I smiled. Not only was Ilianna a powerful witch, but she—like my mom, and sometimes like me—was clairvoyant. We'd all met at a school that had catered strictly to the offspring of rich nonhumans, and Ilianna, Tao, and I had been the misfits—the strange kids who could do things we shouldn't have been able to. Tao and I had the additional stigma of being half-breeds—although at least both he and Ilianna were able to take on their alternative forms. Alone we'd been vulnerable, but together we'd been safe. So the three of us had stayed together all through school and into our working lives. I couldn't actually imagine my life without Ilianna or Tao.

 

"Visiting hours don't start until eight. I thought I'd come home to shower and change first.”

 

She nodded and returned her attention to her bottling.
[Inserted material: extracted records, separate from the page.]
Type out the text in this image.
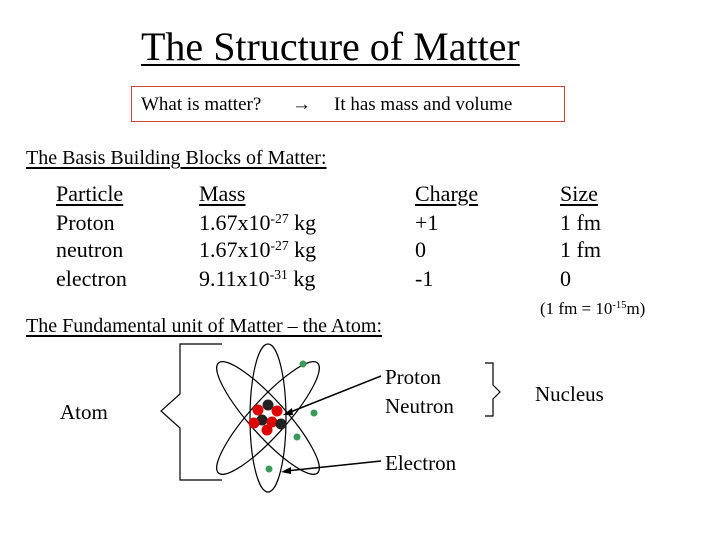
The Structure of Matter
What is matter? → It has mass and volume
The Basis Building Blocks of Matter:
Particle	Mass	Charge	Size
Proton	$1.67x10^{-27}$ kg	+1	1 fm
neutron	$1.67x10^{-27}$ kg	0	1 fm
electron	$9.11x10^{-31}$ kg	-1	0
(1 fm = $10^{-15}m$)
The Fundamental unit of Matter – the Atom:
Atom
Proton
Neutron
Electron
Nucleus
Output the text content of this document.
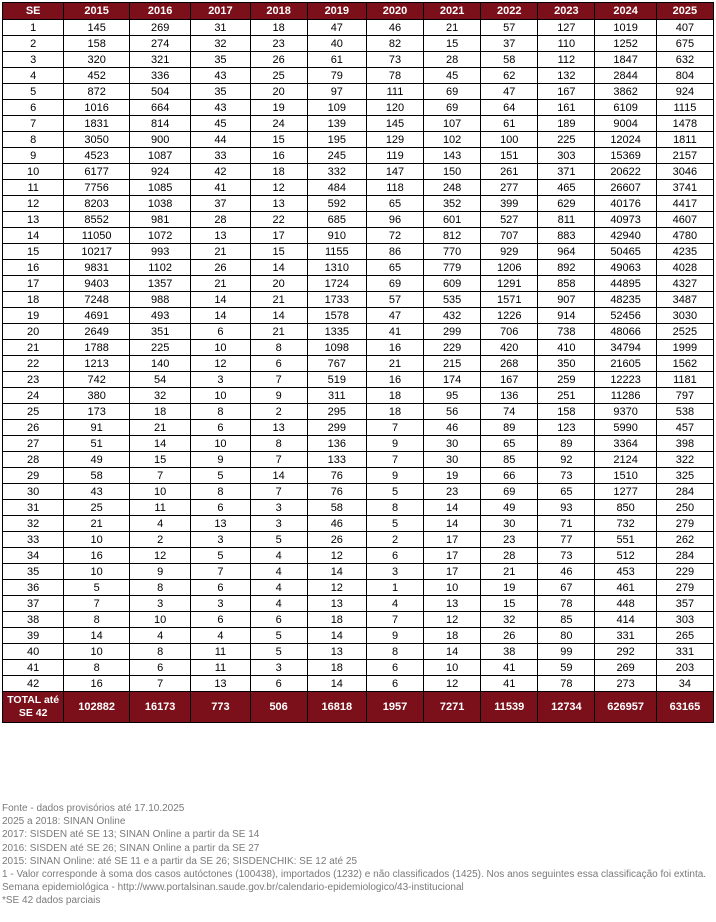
SE	2015	2016	2017	2018	2019	2020	2021	2022	2023	2024	2025
1	145	269	31	18	47	46	21	57	127	1019	407
2	158	274	32	23	40	82	15	37	110	1252	675
3	320	321	35	26	61	73	28	58	112	1847	632
4	452	336	43	25	79	78	45	62	132	2844	804
5	872	504	35	20	97	111	69	47	167	3862	924
6	1016	664	43	19	109	120	69	64	161	6109	1115
7	1831	814	45	24	139	145	107	61	189	9004	1478
8	3050	900	44	15	195	129	102	100	225	12024	1811
9	4523	1087	33	16	245	119	143	151	303	15369	2157
10	6177	924	42	18	332	147	150	261	371	20622	3046
11	7756	1085	41	12	484	118	248	277	465	26607	3741
12	8203	1038	37	13	592	65	352	399	629	40176	4417
13	8552	981	28	22	685	96	601	527	811	40973	4607
14	11050	1072	13	17	910	72	812	707	883	42940	4780
15	10217	993	21	15	1155	86	770	929	964	50465	4235
16	9831	1102	26	14	1310	65	779	1206	892	49063	4028
17	9403	1357	21	20	1724	69	609	1291	858	44895	4327
18	7248	988	14	21	1733	57	535	1571	907	48235	3487
19	4691	493	14	14	1578	47	432	1226	914	52456	3030
20	2649	351	6	21	1335	41	299	706	738	48066	2525
21	1788	225	10	8	1098	16	229	420	410	34794	1999
22	1213	140	12	6	767	21	215	268	350	21605	1562
23	742	54	3	7	519	16	174	167	259	12223	1181
24	380	32	10	9	311	18	95	136	251	11286	797
25	173	18	8	2	295	18	56	74	158	9370	538
26	91	21	6	13	299	7	46	89	123	5990	457
27	51	14	10	8	136	9	30	65	89	3364	398
28	49	15	9	7	133	7	30	85	92	2124	322
29	58	7	5	14	76	9	19	66	73	1510	325
30	43	10	8	7	76	5	23	69	65	1277	284
31	25	11	6	3	58	8	14	49	93	850	250
32	21	4	13	3	46	5	14	30	71	732	279
33	10	2	3	5	26	2	17	23	77	551	262
34	16	12	5	4	12	6	17	28	73	512	284
35	10	9	7	4	14	3	17	21	46	453	229
36	5	8	6	4	12	1	10	19	67	461	279
37	7	3	3	4	13	4	13	15	78	448	357
38	8	10	6	6	18	7	12	32	85	414	303
39	14	4	4	5	14	9	18	26	80	331	265
40	10	8	11	5	13	8	14	38	99	292	331
41	8	6	11	3	18	6	10	41	59	269	203
42	16	7	13	6	14	6	12	41	78	273	34
TOTAL até
SE 42	102882	16173	773	506	16818	1957	7271	11539	12734	626957	63165
Fonte - dados provisórios até 17.10.2025
2025 a 2018: SINAN Online
2017: SISDEN até SE 13; SINAN Online a partir da SE 14
2016: SISDEN até SE 26; SINAN Online a partir da SE 27
2015: SINAN Online: até SE 11 e a partir da SE 26; SISDENCHIK: SE 12 até 25
1 - Valor corresponde à soma dos casos autóctones (100438), importados (1232) e não classificados (1425). Nos anos seguintes essa classificação foi extinta. Semana epidemiológica - http://www.portalsinan.saude.gov.br/calendario-epidemiologico/43-institucional
*SE 42 dados parciais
The rose scent sharpened every time she dipped the ladle into the bubbling mixture, perfuming the air with not only its scent but also an odd sense of tranquility.

 

"A parcel came for you last night,” she said. "The delivery guy was a little weird.”

 

My eyebrows rose. "Weird how?”

 

She glanced briefly at me, nose wrinkling. "He reminded me of a rat. You know, beady-eyed and furtive.”

 

I laughed. "Maybe he was a rat.” There were rat shifters, after all—even if they tended to keep to themselves rather than mix with other shifters and humans, like most nonhumans did.

 

"Yeah, I know, but he didn't feel like a shifter. He felt like something else. Something more.” She shrugged, as if it didn't matter, but the mere fact that she'd mentioned it suggested otherwise.

 

"Was the security system on?”

 

She gave me a look, and I knew that was a dumb question. If Ilianna was home alone, then the security system was on.